Айн не сразу заговорила. Она стояла, опершись ладонями о холодное ограждение, и смотрела туда, где кварталы «второго кольца» переходили в промышленный пояс. Там виднелись дугой длинные белёсые гряды – не скалы; гряды были слишком ровными, повторяли изгиб улиц. Город словно лежал на боку, и у него проступали рёбра.
– Это кости, – сказала она наконец. – Не людей. Земли.
– Кальцинированные вены, – отозвался подошедший проводник, молодой, с неизменной мягкой вежливостью. – Старые жилы Сердцеверия. Мы их закрепляем, чтобы город не осел. Иногда – режем на блоки. Из них делают известь и связку для «стабильного» бетона.
Слово «режем» легло на язык, как нож.
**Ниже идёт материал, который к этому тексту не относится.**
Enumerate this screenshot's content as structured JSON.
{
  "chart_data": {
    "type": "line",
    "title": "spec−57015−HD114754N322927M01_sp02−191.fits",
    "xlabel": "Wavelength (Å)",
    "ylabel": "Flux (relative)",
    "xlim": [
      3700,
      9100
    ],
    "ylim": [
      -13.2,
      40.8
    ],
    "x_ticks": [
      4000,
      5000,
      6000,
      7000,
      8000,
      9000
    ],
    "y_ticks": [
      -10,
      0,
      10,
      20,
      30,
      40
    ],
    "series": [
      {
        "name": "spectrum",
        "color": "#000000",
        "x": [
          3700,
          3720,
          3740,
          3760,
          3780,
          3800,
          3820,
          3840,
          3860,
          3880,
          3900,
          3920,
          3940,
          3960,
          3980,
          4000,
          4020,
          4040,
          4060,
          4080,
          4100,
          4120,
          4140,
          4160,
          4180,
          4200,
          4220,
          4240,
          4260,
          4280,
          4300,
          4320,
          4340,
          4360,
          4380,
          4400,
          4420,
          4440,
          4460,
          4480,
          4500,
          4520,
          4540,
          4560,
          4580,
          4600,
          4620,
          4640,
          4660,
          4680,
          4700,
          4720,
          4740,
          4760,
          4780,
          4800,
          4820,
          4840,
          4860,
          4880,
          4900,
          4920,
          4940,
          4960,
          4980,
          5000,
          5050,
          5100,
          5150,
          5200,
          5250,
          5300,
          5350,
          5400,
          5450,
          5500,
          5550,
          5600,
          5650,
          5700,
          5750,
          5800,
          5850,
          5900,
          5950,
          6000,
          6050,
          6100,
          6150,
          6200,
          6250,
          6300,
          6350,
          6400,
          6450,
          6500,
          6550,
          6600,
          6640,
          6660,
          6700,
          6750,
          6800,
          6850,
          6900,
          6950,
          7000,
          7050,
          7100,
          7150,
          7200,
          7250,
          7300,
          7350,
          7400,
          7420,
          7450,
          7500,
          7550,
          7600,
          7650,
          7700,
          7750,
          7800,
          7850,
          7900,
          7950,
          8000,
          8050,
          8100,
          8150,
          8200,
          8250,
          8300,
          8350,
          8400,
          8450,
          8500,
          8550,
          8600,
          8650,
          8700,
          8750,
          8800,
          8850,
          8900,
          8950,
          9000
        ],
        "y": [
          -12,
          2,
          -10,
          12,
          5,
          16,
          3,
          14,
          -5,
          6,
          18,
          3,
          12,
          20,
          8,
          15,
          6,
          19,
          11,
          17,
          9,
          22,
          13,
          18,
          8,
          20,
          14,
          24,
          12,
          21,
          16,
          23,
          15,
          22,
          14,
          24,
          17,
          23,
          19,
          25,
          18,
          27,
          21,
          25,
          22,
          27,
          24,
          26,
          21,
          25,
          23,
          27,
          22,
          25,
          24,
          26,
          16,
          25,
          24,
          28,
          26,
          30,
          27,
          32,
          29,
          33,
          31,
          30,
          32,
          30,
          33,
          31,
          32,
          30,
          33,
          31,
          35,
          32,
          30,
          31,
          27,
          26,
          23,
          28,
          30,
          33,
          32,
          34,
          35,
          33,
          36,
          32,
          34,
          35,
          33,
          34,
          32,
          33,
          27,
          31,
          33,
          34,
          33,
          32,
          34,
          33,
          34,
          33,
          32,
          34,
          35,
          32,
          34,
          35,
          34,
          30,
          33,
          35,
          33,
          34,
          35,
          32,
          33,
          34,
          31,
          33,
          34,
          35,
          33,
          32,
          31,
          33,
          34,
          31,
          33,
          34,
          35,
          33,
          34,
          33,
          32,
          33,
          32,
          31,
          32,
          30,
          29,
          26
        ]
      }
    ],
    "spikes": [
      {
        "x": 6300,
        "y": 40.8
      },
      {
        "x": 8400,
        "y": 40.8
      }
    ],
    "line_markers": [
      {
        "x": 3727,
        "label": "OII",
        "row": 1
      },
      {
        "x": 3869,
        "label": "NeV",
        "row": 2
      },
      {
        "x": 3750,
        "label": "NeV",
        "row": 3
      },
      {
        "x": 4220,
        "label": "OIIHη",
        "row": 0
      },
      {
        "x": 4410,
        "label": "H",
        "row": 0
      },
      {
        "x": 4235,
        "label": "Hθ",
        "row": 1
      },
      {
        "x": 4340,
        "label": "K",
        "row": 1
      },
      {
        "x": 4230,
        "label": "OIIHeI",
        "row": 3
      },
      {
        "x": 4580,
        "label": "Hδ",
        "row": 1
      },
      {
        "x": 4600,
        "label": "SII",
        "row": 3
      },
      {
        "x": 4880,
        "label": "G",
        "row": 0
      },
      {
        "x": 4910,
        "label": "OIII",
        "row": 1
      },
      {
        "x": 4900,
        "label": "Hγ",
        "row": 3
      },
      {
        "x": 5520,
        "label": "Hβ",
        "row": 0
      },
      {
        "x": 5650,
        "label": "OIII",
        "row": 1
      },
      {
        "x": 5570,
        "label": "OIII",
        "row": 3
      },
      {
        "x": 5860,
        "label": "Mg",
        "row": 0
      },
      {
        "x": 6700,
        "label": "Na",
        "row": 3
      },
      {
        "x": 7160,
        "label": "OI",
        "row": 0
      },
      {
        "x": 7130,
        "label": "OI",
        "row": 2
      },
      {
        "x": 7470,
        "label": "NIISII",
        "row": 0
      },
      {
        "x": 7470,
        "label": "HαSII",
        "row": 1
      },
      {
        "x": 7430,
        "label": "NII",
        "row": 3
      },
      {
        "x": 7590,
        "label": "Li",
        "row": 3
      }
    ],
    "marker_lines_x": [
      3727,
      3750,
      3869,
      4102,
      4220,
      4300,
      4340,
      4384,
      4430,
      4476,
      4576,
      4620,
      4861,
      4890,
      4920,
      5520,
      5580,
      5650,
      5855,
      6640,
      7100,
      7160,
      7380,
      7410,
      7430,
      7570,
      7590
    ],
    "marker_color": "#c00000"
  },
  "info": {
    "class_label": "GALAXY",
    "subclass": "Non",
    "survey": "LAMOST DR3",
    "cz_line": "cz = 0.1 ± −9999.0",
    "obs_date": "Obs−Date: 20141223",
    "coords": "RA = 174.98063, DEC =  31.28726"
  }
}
Каэлен молчал: он вглядывался в светлые ребра, и ему чудилось, что они не мёртвые. Будто в глубине белым, еле заметным мерцанием переливается нечто, похожее на дыхание – длинное, редкое, тяжёлое.
Снизу донёсся скрежет. По узкой улице – там, где квартал ремесленников сходился с промышленной полосой, – полз караван гружёных платформ: на них – серые блоки, полосатые от пыли, и бочки с эмблемой «осторожно». Люди в коротких куртках шагали рядом, и у каждого – на груди медные лавры: «передовые рабочие стабилизации». Они не пели, но шли в такт – короткий ритм, как барабанный бой перед маршем.
– Пахнет горелой эссенцией, – сказал Каэлен. На языке – привкус горечи. У заводского пояса поднимался пар: на открытых площадках стояли низкие реакторы, их стенки переливались бледной синевой; рядом – отстойники воды, в каждом – застывшая пленка, как молоко на перекипевшей каше.
– Здесь богатеют быстро, – сухо заметил Маррик. – И стареют быстрее.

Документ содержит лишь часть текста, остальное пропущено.